A Different Drummer

Ahmir “?uestlove” Thompson helped kick-start Philly’s neo-soul scene, pals with everyone from Jay-Z to Norah Jones, and is one of today’s most in-­demand musicians. But his most ­impressive feat is ­becoming an icon in the swaggering world of hip-hop while staying true to the geek within

But the student in Ahmir could never trade his acoustic set for a drum machine, and that devotion paid off in the early ’90s, when groups like De La Soul and A Tribe Called Quest brought a boho mentality and an appreciation for live instrumentation to rap. Soon, the Roots, who once took a gig that paid them in chocolate cake, found themselves at the forefront of what was to succeed grunge and gangsta rap as the Next Big Thing — neo-soul, a style fusing hip-hop’s lyricism with the smoothed-out melodies and hooks of Marvin, Otis, Al, Sam, even Gamble & Huff. Music pulled right from the Roots’ breadbasket.
They lent their talents to singer Erykah Badu’s 1997 debut, Baduizm, an early neo-soul hit and a door-opener for a string of artists who would work with Ahmir and his mates. Locally, Philly’s neo-soul tastes flourished, thanks in large part to the Roots-created Black Lily open-mike sessions on Tuesdays in Old City, where singers Jill Scott, Musiq, Bilal and Floetry laid the groundwork for their success alongside guest stars like Alicia Keys. Badu returned the favor, singing on the Roots’ “You Got Me,” which won them a Grammy in 1999.

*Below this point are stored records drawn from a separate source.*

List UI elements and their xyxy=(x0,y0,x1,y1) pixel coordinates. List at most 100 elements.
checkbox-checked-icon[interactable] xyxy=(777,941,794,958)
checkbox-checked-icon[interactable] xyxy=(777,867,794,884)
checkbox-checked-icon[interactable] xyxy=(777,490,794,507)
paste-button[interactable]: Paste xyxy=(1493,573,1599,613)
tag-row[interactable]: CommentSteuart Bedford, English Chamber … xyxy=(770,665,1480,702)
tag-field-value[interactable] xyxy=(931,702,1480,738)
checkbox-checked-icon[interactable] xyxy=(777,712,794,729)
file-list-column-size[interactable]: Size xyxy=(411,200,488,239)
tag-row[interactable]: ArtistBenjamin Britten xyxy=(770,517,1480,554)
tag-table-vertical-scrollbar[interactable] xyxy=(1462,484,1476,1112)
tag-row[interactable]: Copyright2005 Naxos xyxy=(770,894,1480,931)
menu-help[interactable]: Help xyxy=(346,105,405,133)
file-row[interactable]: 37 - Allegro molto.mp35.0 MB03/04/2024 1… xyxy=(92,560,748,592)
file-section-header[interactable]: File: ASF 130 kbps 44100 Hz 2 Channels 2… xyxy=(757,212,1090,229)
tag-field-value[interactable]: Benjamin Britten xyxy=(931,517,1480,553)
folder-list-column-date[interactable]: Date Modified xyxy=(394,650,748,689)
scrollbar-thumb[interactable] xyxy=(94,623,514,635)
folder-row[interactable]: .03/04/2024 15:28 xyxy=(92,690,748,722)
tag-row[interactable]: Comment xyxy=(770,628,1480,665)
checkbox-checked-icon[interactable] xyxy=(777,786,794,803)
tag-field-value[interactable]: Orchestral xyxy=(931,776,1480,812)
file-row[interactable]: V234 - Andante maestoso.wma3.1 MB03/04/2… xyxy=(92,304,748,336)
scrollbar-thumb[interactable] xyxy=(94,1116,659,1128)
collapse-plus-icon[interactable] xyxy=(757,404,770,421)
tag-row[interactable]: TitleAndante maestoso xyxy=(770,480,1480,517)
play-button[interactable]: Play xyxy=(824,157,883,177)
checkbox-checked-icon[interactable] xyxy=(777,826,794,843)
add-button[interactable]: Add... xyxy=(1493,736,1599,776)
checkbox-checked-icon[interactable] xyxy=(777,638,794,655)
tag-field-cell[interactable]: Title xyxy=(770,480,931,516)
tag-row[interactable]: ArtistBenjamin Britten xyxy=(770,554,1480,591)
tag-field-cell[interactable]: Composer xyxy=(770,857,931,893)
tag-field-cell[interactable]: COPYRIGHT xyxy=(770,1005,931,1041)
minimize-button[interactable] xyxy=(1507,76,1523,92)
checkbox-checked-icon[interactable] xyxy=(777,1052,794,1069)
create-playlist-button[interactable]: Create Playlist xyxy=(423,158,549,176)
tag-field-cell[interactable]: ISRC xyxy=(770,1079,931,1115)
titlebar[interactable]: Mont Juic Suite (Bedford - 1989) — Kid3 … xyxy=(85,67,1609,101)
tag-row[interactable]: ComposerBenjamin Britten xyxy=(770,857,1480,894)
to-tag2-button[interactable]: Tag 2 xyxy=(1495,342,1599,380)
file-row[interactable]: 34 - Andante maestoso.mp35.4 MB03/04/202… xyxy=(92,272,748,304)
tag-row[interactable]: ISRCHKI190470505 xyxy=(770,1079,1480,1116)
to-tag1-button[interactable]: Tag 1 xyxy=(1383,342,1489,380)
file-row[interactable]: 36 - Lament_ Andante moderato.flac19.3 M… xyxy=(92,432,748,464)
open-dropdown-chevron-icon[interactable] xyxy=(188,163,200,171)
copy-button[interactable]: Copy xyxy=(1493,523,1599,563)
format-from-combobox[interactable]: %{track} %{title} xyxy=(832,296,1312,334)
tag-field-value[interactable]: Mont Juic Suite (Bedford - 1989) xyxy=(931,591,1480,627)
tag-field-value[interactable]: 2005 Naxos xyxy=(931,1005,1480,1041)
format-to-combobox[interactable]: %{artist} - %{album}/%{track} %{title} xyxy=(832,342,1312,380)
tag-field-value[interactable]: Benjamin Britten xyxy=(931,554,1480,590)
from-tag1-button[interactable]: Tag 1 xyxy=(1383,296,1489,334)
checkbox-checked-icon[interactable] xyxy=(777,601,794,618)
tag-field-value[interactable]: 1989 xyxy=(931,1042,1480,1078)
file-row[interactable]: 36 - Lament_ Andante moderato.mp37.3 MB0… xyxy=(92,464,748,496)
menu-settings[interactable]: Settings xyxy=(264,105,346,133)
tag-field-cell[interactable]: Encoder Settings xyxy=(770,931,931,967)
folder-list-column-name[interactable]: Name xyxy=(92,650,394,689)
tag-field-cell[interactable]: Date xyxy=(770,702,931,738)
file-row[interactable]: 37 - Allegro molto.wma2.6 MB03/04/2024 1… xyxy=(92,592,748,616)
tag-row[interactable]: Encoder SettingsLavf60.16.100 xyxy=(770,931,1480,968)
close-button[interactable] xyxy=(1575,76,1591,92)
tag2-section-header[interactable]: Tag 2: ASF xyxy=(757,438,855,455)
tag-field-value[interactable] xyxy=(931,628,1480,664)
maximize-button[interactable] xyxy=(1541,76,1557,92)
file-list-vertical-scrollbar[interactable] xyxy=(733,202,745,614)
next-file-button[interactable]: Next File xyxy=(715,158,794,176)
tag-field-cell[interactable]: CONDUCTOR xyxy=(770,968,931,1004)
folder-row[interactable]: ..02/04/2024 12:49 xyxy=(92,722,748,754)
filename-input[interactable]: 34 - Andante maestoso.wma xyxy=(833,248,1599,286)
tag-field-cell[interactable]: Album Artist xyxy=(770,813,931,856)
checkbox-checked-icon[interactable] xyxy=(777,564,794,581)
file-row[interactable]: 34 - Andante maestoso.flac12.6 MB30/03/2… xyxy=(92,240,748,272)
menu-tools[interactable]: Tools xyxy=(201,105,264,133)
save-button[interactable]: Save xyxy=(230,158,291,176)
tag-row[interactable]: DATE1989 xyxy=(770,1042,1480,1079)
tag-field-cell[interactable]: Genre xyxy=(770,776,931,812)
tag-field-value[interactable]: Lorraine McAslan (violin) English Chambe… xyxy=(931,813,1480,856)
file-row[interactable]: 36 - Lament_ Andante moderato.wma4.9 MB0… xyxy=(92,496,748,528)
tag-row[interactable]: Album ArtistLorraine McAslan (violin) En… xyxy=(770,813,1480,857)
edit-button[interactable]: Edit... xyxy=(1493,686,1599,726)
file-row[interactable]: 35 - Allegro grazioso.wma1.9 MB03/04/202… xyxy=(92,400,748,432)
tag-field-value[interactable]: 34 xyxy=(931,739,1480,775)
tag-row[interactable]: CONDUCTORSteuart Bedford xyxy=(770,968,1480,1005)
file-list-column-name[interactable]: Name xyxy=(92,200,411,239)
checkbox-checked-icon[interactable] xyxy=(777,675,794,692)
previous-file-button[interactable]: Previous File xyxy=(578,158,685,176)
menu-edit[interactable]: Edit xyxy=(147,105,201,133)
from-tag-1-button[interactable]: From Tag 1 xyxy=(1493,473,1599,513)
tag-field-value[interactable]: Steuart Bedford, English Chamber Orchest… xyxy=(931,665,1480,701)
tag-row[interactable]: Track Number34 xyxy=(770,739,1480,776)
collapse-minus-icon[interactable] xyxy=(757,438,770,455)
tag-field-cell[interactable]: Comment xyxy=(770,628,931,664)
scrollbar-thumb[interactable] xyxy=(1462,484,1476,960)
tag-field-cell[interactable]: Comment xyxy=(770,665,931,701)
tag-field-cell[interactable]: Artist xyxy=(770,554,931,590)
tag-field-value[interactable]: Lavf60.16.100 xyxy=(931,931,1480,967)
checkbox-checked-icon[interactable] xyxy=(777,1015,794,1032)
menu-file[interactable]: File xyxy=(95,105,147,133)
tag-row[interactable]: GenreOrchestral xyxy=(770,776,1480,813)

But the first signs that celebrity would, indeed, suck came just moments after the band won its golden gramophones. “Erykah got all the questions,” Ahmir says of the scene backstage. “We were the side factor. It didn’t change my money. Shit, a week later I came home and my electric was shut off.” Then Ahmir was offered the chance to co-produce neo-soul superstar D’Angelo’s second album, tour with him, and orchestrate his live shows, like a hip-hop Wolfgang Sawallisch. “For me, it was the modern equivalent of playing on Prince’s Purple Rain tour,” he says. “I couldn’t pass it up.”

Ahmir joined D’Angelo, and the Grammy gravy train stalled. The Roots played gigs with another drummer, but minus their figurehead, they didn’t build on their brief flirtation with the spotlight. Jill Scott’s debut was headed for double platinum, and suddenly everyone wanted to be neo-soul. Then … pop! Scott took time off from music. D’Angelo went into seclusion. Soon it seemed like everyone connected to the movement took a taste of fame and moved on without letting the Roots know. “Let’s call it our Moses era,” Ahmir says, wistfully. “We were on the train platform ushering everybody in, and the doors closed on us and it left the station.”

It’s debatable how far the train really went, considering that none of the neo-soul MVPs are nearly as hot as they once were, and equally debatable whether the Roots, never a hit-making machine, could have cashed in any more than they did. Or would have wanted to. Beginning with their first release, Ahmir says, “I realized we had to be provocateurs.” That isn’t what the four major labels are looking for, as the Roots found out when Universal’s Jimmy Iovine, a mythic hit-finder, met them after acquiring them in a merger with Geffen. First words out of his mouth: “I didn’t like your last record,” meaning Phrenology, which featured “The Seed (2.0),” and “Water,” a 12-minute meditation on the drug addiction that plagued former Roots emcee Malik Basit.
That record, more than perhaps any Roots effort, was Ahmir’s. He steered it, fighting bandmates to keep certain songs at a slower pace, to place “Water” in the middle sequentially rather than as a throwaway at the end, and to pace the record, as he says, like “Shakespeare’s pieces … a rising action, the climax.” Iovine doesn’t want Shakespeare. He wants Dr. Dre. That’s partly why, as of this printing, the Roots may end up on another label when their next release, Game Theory, touches down in February. According to Ahmir, it could be their most incendiary, and least marketable, work. “It’s very fast,” he says. “Very dark.” Translation: Don’t press the platinum just yet.